Low grade gliomas (LGG) are diffusely infiltrative brain tumors that disproportionately affect young adults. Left
untreated these tumors have a devastating course defined by tumor progression, disabling neurologic symptoms,
and ultimately death. Surgery has an essential role in their management. Gross total resection (GTR) of LGG
has a profound impact on survival giving young patients decades of additional quality life. The value of a total
resection is well recognized, but unfortunately occurs in only 15% of surgeries for low grade glioma. These
tumors lack distinctive features such as tumor necrosis or increased vascularity typically used to identify tumor
to be removed, and the boundary between tumor and normal tissue is frequently blurred due to their diffuse
infiltration. Efforts to improve rates of gross total resection in LGG have been sparse and largely focused on
high grade tumors. Advanced methods of intraoperative image guidance using MRI are resource intensive and
frequently prohibitive, while other standard technologies such as ultrasound are often inadequate for LGG.

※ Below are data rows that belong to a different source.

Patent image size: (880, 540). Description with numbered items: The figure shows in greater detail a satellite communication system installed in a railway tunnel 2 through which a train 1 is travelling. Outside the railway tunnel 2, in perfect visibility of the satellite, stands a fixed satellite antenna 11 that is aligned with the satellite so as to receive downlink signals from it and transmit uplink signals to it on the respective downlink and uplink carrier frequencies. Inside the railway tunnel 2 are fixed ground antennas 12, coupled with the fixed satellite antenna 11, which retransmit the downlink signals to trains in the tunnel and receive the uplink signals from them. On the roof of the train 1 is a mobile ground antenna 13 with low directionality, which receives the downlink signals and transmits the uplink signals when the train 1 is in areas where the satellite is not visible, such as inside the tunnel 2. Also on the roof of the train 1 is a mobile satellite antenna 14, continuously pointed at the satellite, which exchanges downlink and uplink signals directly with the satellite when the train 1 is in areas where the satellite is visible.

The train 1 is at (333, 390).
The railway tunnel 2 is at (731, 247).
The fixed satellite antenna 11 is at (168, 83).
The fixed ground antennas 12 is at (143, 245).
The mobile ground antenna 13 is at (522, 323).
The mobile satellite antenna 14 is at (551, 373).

Fluorescence guided surgery (FGS) using 5-aminolevulinic acid (ALA) has demonstrated enormous promise and
is in widespread use. ALA is administered prior to surgery and preferentially converted to the fluorescent
compound protoporphyrin IX in tumor cells providing visible contrast between normal tissue and tumor. Although
FGS has clearly benefited patients with HGG, it remains ineffective in the setting of low grade glioma. Less than
one-third of LGG exhibit any visible fluorescence with 5-ALA, and the diagnostic accuracy remains poor even
when using advanced quantitative methods of fluorescence imaging. Alternative fluorescent agents under
investigation rely on the presence of a disrupted blood brain barrier or receptors that are not relevant in LGG.
We outline an innovative strategy for fluorescence guided surgery in low grade glioma that utilizes the unique
molecular biology of these tumors to develop a novel targeted agent. A conserved mutation (R132H) in the
protein Isocitrate dehydrogenase (IDH) is found in more than 80% of low grade gliomas regardless of subtype.
Mutation of IDH drives tumor formation, and the mutated protein is found throughout the tumor in high levels.
For these reasons the IDH (R132H) mutation is an ideal therapeutic target, and a number of small molecule
inhibitors have recently entered clinical trials. We propose to construct a fluorescent IDH imaging agent using
existing small molecule inhibitors and novel synthetic chemistry. It is our hypothesis that this fluorescent agent
will be highly targeted to IDH mutant low grade tumors providing visible contrast during surgery, and ultimately
have a profound impact on survival in these patients.